• Critique: Bitter Flowers

    Bitter Flowers, long métrage, réalisation: Olivier Meys, scénario: Olivier Meys, Maarten Loix et Zhou Amei , distribution:    Xi Qi, Xi Wang, Le Geng, Meihuizi Zeng, Sâm Mirhosseini
    Drame, Belgique, 95', sortie le 28/03/2018, distribué par Cinéart

    Affiche Bitter Flowers

    L'histoire: : Lina, une jeune femme ambitieuse, laisse son mari et son fils en Chine pour partir à Paris afin de leur assurer un avenir meilleur. Mais une fois en Europe rien ne se passe comme prévu et elle s’enferme dans un monde de mensonges pour ne pas abandonner son rêve.

    La critique de Michel Decoux-Derycke: Le réalisateur belge Olivier Meys, dont c'est le premier long métrage, s’intéresse à au problème de la prostitution chinoise à Paris, les fameuses marcheuses. Ces femmes venues du nord de la Chine avec beaucoup d’espoir et devant se résigner à arpenter le bitume de la capitale française.
    Le film nous embarque dans la dure réalité des clandestines chinoises de Dong Bei. Le plus souvent lourdement endettées auprès de passeurs leur ayant fait miroiter un avenir meilleur, elles se fracassent contre la réalité en constatant le statut précaire qui leur est réservé. Elles ne peuvent pas non plus compter sur la solidarité chinoise; la communauté Wenzhou (du sud de la Chine) installée depuis bien longtemps à Paris veut garder ses rares privilèges.
    Olivier Meys livre un portrait intimiste de Lina devant composer avec sa nouvelle situation.
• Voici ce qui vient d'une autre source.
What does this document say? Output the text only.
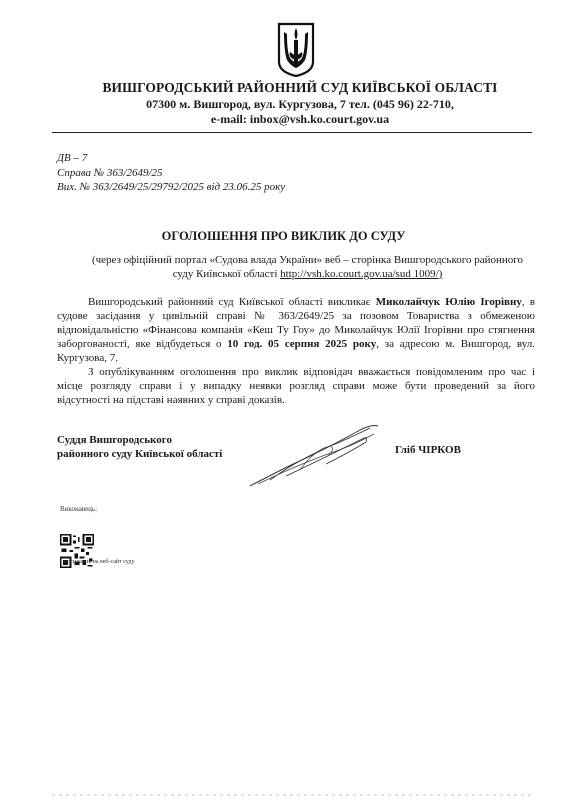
ВИШГОРОДСЬКИЙ РАЙОННИЙ СУД КИЇВСЬКОЇ ОБЛАСТІ
07300 м. Вишгород, вул. Кургузова, 7 тел. (045 96) 22-710,
e-mail: inbox@vsh.ko.court.gov.ua
ДВ – 7
Справа № 363/2649/25
Вих. № 363/2649/25/29792/2025 від 23.06.25 року
ОГОЛОШЕННЯ ПРО ВИКЛИК ДО СУДУ
(через офіційний портал «Судова влада України» веб – сторінка Вишгородського районного
суду Київської області http://vsh.ko.court.gov.ua/sud 1009/)
Вишгородський районний суд Київської області викликає Миколайчук Юлію Ігорівну, в
судове засідання у цивільній справі № 363/2649/25 за позовом Товариства з обмеженою
відповідальністю «Фінансова компанія «Кеш Ту Гоу» до Миколайчук Юлії Ігорівни про стягнення
заборгованості, яке відбудеться о 10 год. 05 серпня 2025 року, за адресою м. Вишгород, вул.
Кургузова, 7.
З опублікуванням оголошення про виклик відповідач вважається повідомленим про час і
місце розгляду справи і у випадку неявки розгляд справи може бути проведений за його
відсутності на підставі наявних у справі доказів.
Суддя Вишгородського
районного суду Київської області	Гліб ЧІРКОВ
Виконавець:
посилання на веб-сайт суду
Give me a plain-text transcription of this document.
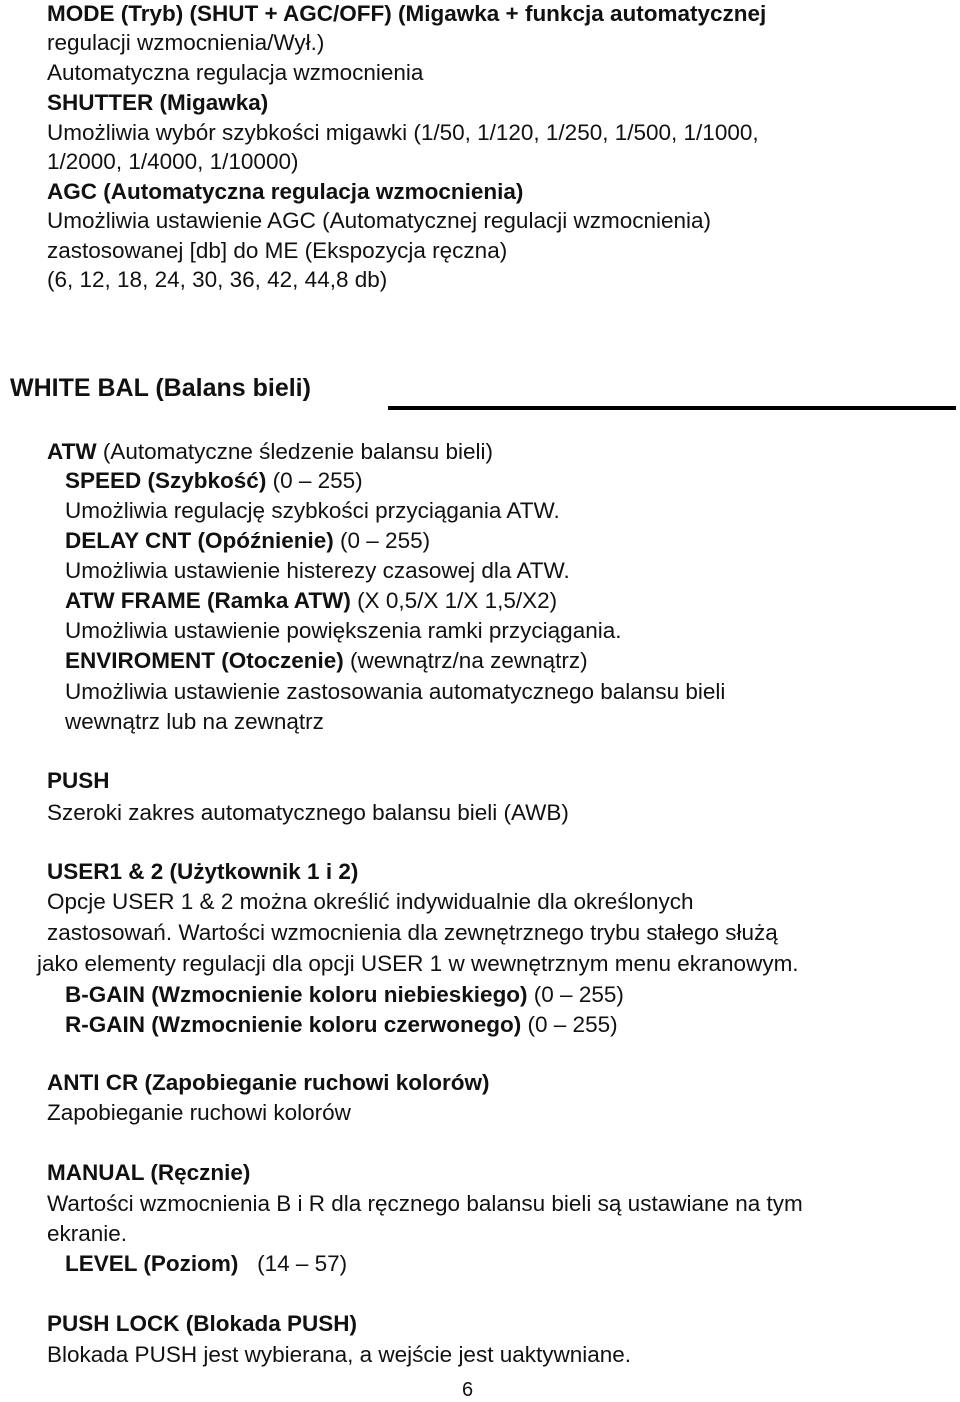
MODE (Tryb) (SHUT + AGC/OFF) (Migawka + funkcja automatycznej
regulacji wzmocnienia/Wył.)
Automatyczna regulacja wzmocnienia
SHUTTER (Migawka)
Umożliwia wybór szybkości migawki (1/50, 1/120, 1/250, 1/500, 1/1000,
1/2000, 1/4000, 1/10000)
AGC (Automatyczna regulacja wzmocnienia)
Umożliwia ustawienie AGC (Automatycznej regulacji wzmocnienia)
zastosowanej [db] do ME (Ekspozycja ręczna)
(6, 12, 18, 24, 30, 36, 42, 44,8 db)
WHITE BAL (Balans bieli)
ATW (Automatyczne śledzenie balansu bieli)
SPEED (Szybkość) (0 – 255)
Umożliwia regulację szybkości przyciągania ATW.
DELAY CNT (Opóźnienie) (0 – 255)
Umożliwia ustawienie histerezy czasowej dla ATW.
ATW FRAME (Ramka ATW) (X 0,5/X 1/X 1,5/X2)
Umożliwia ustawienie powiększenia ramki przyciągania.
ENVIROMENT (Otoczenie) (wewnątrz/na zewnątrz)
Umożliwia ustawienie zastosowania automatycznego balansu bieli
wewnątrz lub na zewnątrz
PUSH
Szeroki zakres automatycznego balansu bieli (AWB)
USER1 & 2 (Użytkownik 1 i 2)
Opcje USER 1 & 2 można określić indywidualnie dla określonych
zastosowań. Wartości wzmocnienia dla zewnętrznego trybu stałego służą
jako elementy regulacji dla opcji USER 1 w wewnętrznym menu ekranowym.
B-GAIN (Wzmocnienie koloru niebieskiego) (0 – 255)
R-GAIN (Wzmocnienie koloru czerwonego) (0 – 255)
ANTI CR (Zapobieganie ruchowi kolorów)
Zapobieganie ruchowi kolorów
MANUAL (Ręcznie)
Wartości wzmocnienia B i R dla ręcznego balansu bieli są ustawiane na tym
ekranie.
LEVEL (Poziom)   (14 – 57)
PUSH LOCK (Blokada PUSH)
Blokada PUSH jest wybierana, a wejście jest uaktywniane.
6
Grâce à sa compagne d’infortune Yumei, elle apprend à contrer les dangers de la rue: les policiers, les conflits de territoire, … Malgré son sort, elle en prend petit à petit son parti. Car Lina est prête à se sacrifier pour améliorer le confort de vie de sa famille qui ignore tout de sa situation. Dans la première partie, on suit avec intérêt l’évolution du personnage principal, d’abord peu encline à l’idée de partager le même sort que ses compatriotes pour finalement suivre le même destin que celles-ci. Le long métrage offre de belles scènes de camaraderie et de complicité dans un dortoir parisien. La seconde partie, c'est le retour de Lina en Chine. Les choses ne se passent pas tout à fait comme prévu avec sa famille. L’exilée de retour au pays comprend le prix moral de son voyage. Certaines choses ne s’achètent pas. Malgré une situation partant à la dérive, la fin apporte une touche d’espoir au désenchantement de Lina même si on ne peut pas véritablement parler de lendemains qui chantent pour celle-ci.